Music News & Reviews

Going it alone. Songsmith Jason Isbell performs at two acoustic, sold out shows.

Jason Isbell, who performs at the Ryman Auditorium in 2017 in Nashville, will bring two acoustic shows to Central Kentucky this weekend. Both are sold out.
Jason Isbell, who performs at the Ryman Auditorium in 2017 in Nashville, will bring two acoustic shows to Central Kentucky this weekend. Both are sold out. Erika Goldring

Jason Isbell

8 p.m. Dec. 15 at the EKU Center for the Arts, 1 Hall Dr. in Richmond. Sold out. ekucenter.com, jasonisbell.com.

8 p.m. Dec. 16 at the Mountain Arts Center, 50 Hal Rogers Dr. in Prestonsburg. Sold out. macarts.com.

There is a tune tucked in at the half way point of Jason Isbell’s 2015 album “Something More Than Free” and reprised on the newly released “Live at the Ryman” that could be viewed as somewhat prophetic.

Titled “The Life You Chose,” it outlines a Southerner coming to grips with becoming a “victim of nostalgia.” The story is told from a vantage point of romantic uncertainty, where a run-in with an old flame forces a reality check on the past while raising a massive red flag over the future. The song also rocks, especially in the “Live at the Ryman” version, with an assuredness that matches the lyrics’ dark, rural cast. One can’t help but think if William Faulkner had taken up rock ‘n’ roll, this might be what the results would sound like.
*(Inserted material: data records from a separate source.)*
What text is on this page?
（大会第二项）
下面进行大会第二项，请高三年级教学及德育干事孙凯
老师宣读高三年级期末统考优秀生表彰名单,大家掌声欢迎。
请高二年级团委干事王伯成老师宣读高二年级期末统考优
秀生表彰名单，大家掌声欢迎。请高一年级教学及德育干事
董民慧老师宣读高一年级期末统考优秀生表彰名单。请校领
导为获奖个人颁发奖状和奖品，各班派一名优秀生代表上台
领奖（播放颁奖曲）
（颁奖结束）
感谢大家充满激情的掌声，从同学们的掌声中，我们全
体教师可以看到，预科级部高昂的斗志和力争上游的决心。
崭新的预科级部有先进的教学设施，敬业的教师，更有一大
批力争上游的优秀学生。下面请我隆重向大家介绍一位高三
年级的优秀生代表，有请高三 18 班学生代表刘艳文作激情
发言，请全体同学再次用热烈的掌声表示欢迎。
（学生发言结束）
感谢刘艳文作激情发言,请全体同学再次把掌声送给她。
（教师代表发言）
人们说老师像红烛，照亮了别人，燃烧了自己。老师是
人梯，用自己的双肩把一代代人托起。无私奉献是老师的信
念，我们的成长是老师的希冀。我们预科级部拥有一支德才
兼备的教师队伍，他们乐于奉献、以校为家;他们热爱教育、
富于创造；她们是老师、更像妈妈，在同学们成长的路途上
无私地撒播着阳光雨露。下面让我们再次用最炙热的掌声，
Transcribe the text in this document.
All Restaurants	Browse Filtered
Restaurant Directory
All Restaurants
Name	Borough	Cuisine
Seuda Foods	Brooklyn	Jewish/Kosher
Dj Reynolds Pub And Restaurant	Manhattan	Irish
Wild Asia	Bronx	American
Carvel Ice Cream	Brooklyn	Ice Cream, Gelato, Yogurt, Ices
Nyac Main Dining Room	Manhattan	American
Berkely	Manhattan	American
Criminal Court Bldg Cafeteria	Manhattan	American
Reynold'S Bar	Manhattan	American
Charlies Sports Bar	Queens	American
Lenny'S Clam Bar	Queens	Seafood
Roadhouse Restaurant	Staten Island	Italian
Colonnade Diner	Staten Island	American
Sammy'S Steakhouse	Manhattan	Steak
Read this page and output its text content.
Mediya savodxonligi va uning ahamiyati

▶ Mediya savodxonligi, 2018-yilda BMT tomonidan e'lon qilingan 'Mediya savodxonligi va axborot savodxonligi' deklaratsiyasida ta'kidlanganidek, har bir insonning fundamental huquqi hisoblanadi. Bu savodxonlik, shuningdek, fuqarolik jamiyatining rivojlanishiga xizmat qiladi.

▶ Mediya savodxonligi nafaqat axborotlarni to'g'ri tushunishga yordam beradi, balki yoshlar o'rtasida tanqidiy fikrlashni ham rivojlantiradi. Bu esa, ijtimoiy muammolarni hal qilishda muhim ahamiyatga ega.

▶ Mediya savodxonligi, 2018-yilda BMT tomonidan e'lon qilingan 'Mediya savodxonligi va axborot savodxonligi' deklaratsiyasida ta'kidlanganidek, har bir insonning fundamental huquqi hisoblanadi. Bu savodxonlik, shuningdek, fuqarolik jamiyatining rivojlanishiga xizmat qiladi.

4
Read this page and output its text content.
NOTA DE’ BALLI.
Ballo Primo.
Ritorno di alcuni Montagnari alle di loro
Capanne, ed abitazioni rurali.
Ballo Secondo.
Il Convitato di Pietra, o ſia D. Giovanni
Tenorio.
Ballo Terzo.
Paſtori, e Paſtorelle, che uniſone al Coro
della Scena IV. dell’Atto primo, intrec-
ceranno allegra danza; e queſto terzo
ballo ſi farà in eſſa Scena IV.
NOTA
But isolate the first lines of the song’s chorus and it can very well be viewed as a reflection on Isbell’s career and his possible placement as a rock ‘n’ roll Faulkner. “Are you living the life you chose? Are you living the life that chose you?”

If you have followed Isbell’s music over the past 17 years, from the records he cut as a talented but troubled guitarist/songwriter with Drive-By Truckers up through his last three studio albums, all of which chronicle a stable and sober lifestyle that further heightened his gift for literary detail, your answer to the aforementioned lyrics would be in the affirmative. Both times.

There is no question Isbell chose a rock ‘n’ roll life. That may well have contributed to the crippling substance abuse that nearly derailed his career, not to mention his life, until an intervention and subsequent recovery cleaned matters up in 2012.

It was that December — nearly six years to the day of this weekend’s sold out concerts at the EKU Center for the Arts in Richmond and the Mountain Arts Center in Prestonsburg — that Isbell, violinist and soon-to-be wife Amanda Shires and his long-running 400 Unit band rocked Buster’s (now the Manchester Music Hall). That performance came on the heels of “Live from Alabama,” a home state-recorded concert album that summarized Isbell’s music from the Truckers days up through the first recordings cut under his own name.

That record was as much of a mile marker as the new “Live from the Ryman.” The latter was devoted to performances of songs from his three most recent studio albums — 2013’s “Southeastern,” the aforementioned “Something More Than Free” and 2017’s “The Nashville Sound.”

The difference? On “Live from Alabama,” Isbell was solidifying his musical voice along with a keen knack for spinning a story. “Live at the Ryman” looks back on a more contained period where connections were made with his audience (where his concert sales soared while his records won four Grammys), his peers (concerts and collaborations with the likes of John Prine) and himself (his hard fought sobriety and subsequent fatherhood).

That evolution played out through numerous Lexington appearances through the years. We heard it in club shows with the Truckers and on his own at the long-gone Dame, in a surprise guest appearance as a duet partner with a very pregnant Shires when she opened for Prine at the Singletary Center for the Arts in 2015 and in his first show (also a sellout) at the EKU Center in 2017.

This weekend’s Richmond return is hardly the end of the Central Kentucky connection. Isbell will serve as the headline act for the 2019 Master Musicians Festival in Somerset. Performance dates are July 19-20.

But here is the big news about Isbell’s Kentucky return this weekend, other than the fact that both shows are sold out. The performances won’t be rock show outings with the 400 Unit but solo acoustic presentations. Isbell minus the electric crunch? Well, if you don’t think that will work, then you need to revisit the country-esque narratives and graceful melodic make-up of tunes like “Last of My Kind,” “If We Were Vampires” or the crowd favorite that sums up Isbell’s life-saving transition into a family man songsmith, “Cover Me Up.”

The songs’ intensity in no way diminishes during these more intimate settings. They still possess an accessibility, affirmation and plain speaking everyman candor that places Isbell on the same mantle as Springsteen, Petty and other American rock ‘n’ roll classicists.

“You have to focus on getting away from your own image of yourself and protecting how you want to appear to your audience,” Isbell told in me an interview prior to his 2015 performance at Rupp Arena with the Avett Brothers, referencing his songwriting and performance approach.

“You have to stop protecting that and just start telling the truth.”